Data and Labeling Constraints
^^^^^^^^^^^^^^^^^^^^^^^^^^^^^^^^^

- **Ground Truth**: Difficult to obtain accurate 3D pose for in-the-wild data
- **Contact Information**: Precisely capturing where and how bodies interact with objects
- **Privacy Concerns**: Ethical use of motion data that may be identifying

Physics and Learning Integration
^^^^^^^^^^^^^^^^^^^^^^^^^^^^^^^^^^^^

- **Physical Plausibility**: Learned models can produce physically impossible results
- **Differentiable Physics**: Backpropagating through simulations for training
- **Simulation-to-Real Gap**: Ensuring models transfer from simulation to real data

Semantic and Cognitive Aspects
^^^^^^^^^^^^^^^^^^^^^^^^^^^^^^^^^^

- **Action Planning**: High-level decision making for autonomous virtual humans
- **Social Behavior**: Modeling gestures, personal space, and interaction norms
- **Context Awareness**: Understanding environmental constraints and affordances

Realism vs.

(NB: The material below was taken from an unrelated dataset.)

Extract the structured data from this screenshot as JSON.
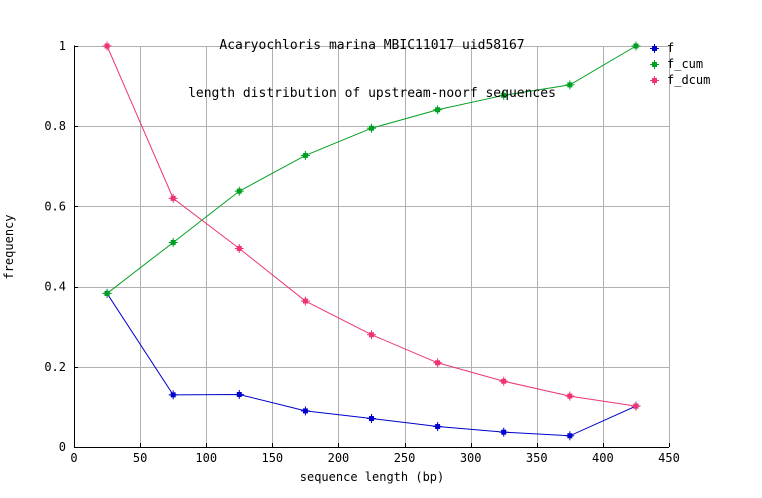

Controllability
^^^^^^^^^^^^^^^^^^^^^^^^^^^^^^^

- **Multi-Level Control**: Balancing high-level commands with low-level physics
- **Real-Time Performance**: Maintaining realism under interactive constraints
- **Artist Tools**: Providing intuitive interfaces for animation and control

The future likely holds unified models combining shape, motion, clothing, and intention 
in a single framework, enabling applications from immersive telepresence to autonomous 
digital humans that interact naturally with users.